Mills moved to Clark County, Washington, in November 1888. He worked as a fruit farmer. He became a member of the county council of the Patrons of Husbandry. He was a Republican and served as a member of the Washington House of Representatives, representing district 17, from 1895 to 1897, alongside M. S. Fishburn. He helped erect the school building in Lake Shore and plant the maple trees around it.

==Personal life==
Mills married Maria McCollom on November 22, 1866. They had three sons and two daughters, G. M., Chapin A., Marion F., Alma, and Mrs.
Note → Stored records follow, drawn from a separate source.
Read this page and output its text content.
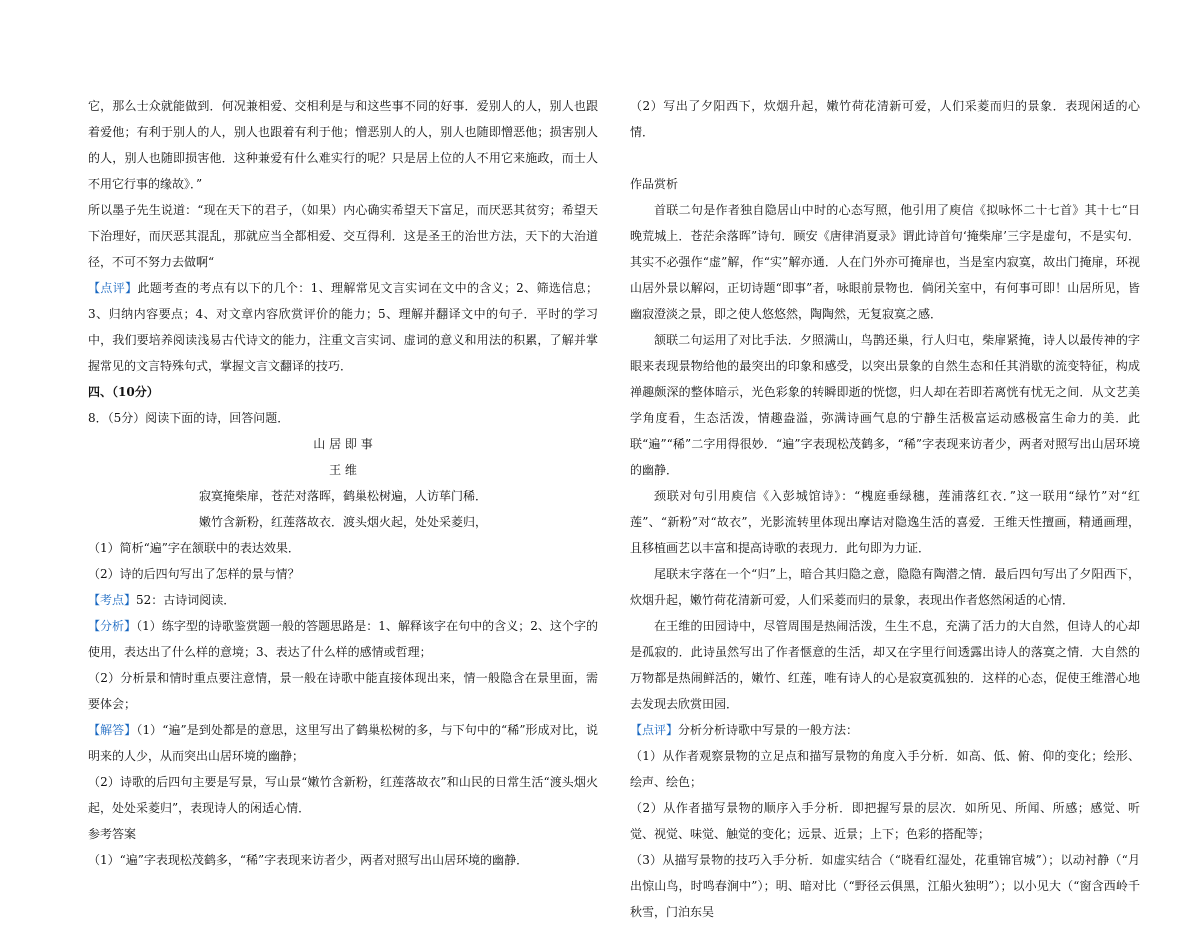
它，那么士众就能做到．何况兼相爱、交相利是与和这些事不同的好事．爱别人的人，别人也跟着爱他；有利于别人的人，别人也跟着有利于他；憎恶别人的人，别人也随即憎恶他；损害别人的人，别人也随即损害他．这种兼爱有什么难实行的呢？只是居上位的人不用它来施政，而士人不用它行事的缘故》．”

所以墨子先生说道：“现在天下的君子，（如果）内心确实希望天下富足，而厌恶其贫穷；希望天下治理好，而厌恶其混乱，那就应当全都相爱、交互得利．这是圣王的治世方法，天下的大治道径，不可不努力去做啊“

【点评】此题考查的考点有以下的几个：1、理解常见文言实词在文中的含义；2、筛选信息；3、归纳内容要点；4、对文章内容欣赏评价的能力；5、理解并翻译文中的句子．平时的学习中，我们要培养阅读浅易古代诗文的能力，注重文言实词、虚词的意义和用法的积累，了解并掌握常见的文言特殊句式，掌握文言文翻译的技巧．

四、（10分）

8．（5分）阅读下面的诗，回答问题．

山 居 即 事

王 维

寂寞掩柴扉，苍茫对落晖，鹤巢松树遍，人访荜门稀．

嫩竹含新粉，红莲落故衣．渡头烟火起，处处采菱归，

（1）简析“遍”字在颔联中的表达效果．

（2）诗的后四句写出了怎样的景与情？

【考点】52：古诗词阅读．

【分析】（1）练字型的诗歌鉴赏题一般的答题思路是：1、解释该字在句中的含义；2、这个字的使用，表达出了什么样的意境；3、表达了什么样的感情或哲理；

（2）分析景和情时重点要注意情，景一般在诗歌中能直接体现出来，情一般隐含在景里面，需要体会；

【解答】（1）“遍”是到处都是的意思，这里写出了鹤巢松树的多，与下句中的“稀”形成对比，说明来的人少，从而突出山居环境的幽静；

（2）诗歌的后四句主要是写景，写山景“嫩竹含新粉，红莲落故衣”和山民的日常生活“渡头烟火起，处处采菱归”，表现诗人的闲适心情．

参考答案

（1）“遍”字表现松茂鹤多，“稀”字表现来访者少，两者对照写出山居环境的幽静．

（2）写出了夕阳西下，炊烟升起，嫩竹荷花清新可爱，人们采菱而归的景象．表现闲适的心情．

作品赏析

首联二句是作者独自隐居山中时的心态写照，他引用了庾信《拟咏怀二十七首》其十七“日晚荒城上．苍茫余落晖”诗句．顾安《唐律消夏录》谓此诗首句‘掩柴扉’三字是虚句，不是实句．其实不必强作“虚”解，作“实”解亦通．人在门外亦可掩扉也，当是室内寂寞，故出门掩扉，环视山居外景以解闷，正切诗题“即事”者，咏眼前景物也．倘闭关室中，有何事可即！山居所见，皆幽寂澄淡之景，即之使人悠悠然，陶陶然，无复寂寞之感．

颔联二句运用了对比手法．夕照满山，鸟鹊还巢，行人归屯，柴扉紧掩，诗人以最传神的字眼来表现景物给他的最突出的印象和感受，以突出景象的自然生态和任其消歇的流变特征，构成禅趣颇深的整体暗示，光色彩象的转瞬即逝的恍惚，归人却在若即若离恍有忧无之间．从文艺美学角度看，生态活泼，情趣盎溢，弥满诗画气息的宁静生活极富运动感极富生命力的美．此联“遍”“稀”二字用得很妙．“遍”字表现松茂鹤多，“稀”字表现来访者少，两者对照写出山居环境的幽静．

颈联对句引用庾信《入彭城馆诗》：“槐庭垂绿穗，莲浦落红衣．”这一联用“绿竹”对“红莲”、“新粉”对“故衣”，光影流转里体现出摩诘对隐逸生活的喜爱．王维天性擅画，精通画理，且移植画艺以丰富和提高诗歌的表现力．此句即为力证．

尾联末字落在一个“归”上，暗合其归隐之意，隐隐有陶潜之情．最后四句写出了夕阳西下，炊烟升起，嫩竹荷花清新可爱，人们采菱而归的景象，表现出作者悠然闲适的心情．

在王维的田园诗中，尽管周围是热闹活泼，生生不息，充满了活力的大自然，但诗人的心却是孤寂的．此诗虽然写出了作者惬意的生活，却又在字里行间透露出诗人的落寞之情．大自然的万物都是热闹鲜活的，嫩竹、红莲，唯有诗人的心是寂寞孤独的．这样的心态，促使王维潜心地去发现去欣赏田园．

【点评】分析分析诗歌中写景的一般方法：

（1）从作者观察景物的立足点和描写景物的角度入手分析．如高、低、俯、仰的变化；绘形、绘声、绘色；

（2）从作者描写景物的顺序入手分析．即把握写景的层次．如所见、所闻、所感；感觉、听觉、视觉、味觉、触觉的变化；远景、近景；上下；色彩的搭配等；

（3）从描写景物的技巧入手分析．如虚实结合（“晓看红湿处，花重锦官城”）；以动衬静（“月出惊山鸟，时鸣春涧中”）；明、暗对比（“野径云俱黑，江船火独明”）；以小见大（“窗含西岭千秋雪，门泊东吴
J. J. Stoddard. Mills and his wife lived in Chicago from 1866 to 1869 and then they moved to Sioux Falls. He was a member of Ellsworth Post No. 2 of the Grand Army of the Republic. He was a member of Washington Lodge No. 4, the Free and Accepted Masons, Martha Washington Chapter No. 42 of the Order of the Eastern Star, and the Lake Shore Grange.

Mills fell off the steps of the Vancouver Public Library striking the cement sidewalk in December 1925. He died the following week on December 25, 1925, at his home in Lake Shore. He was buried in Vancouver Masonic Cemetery.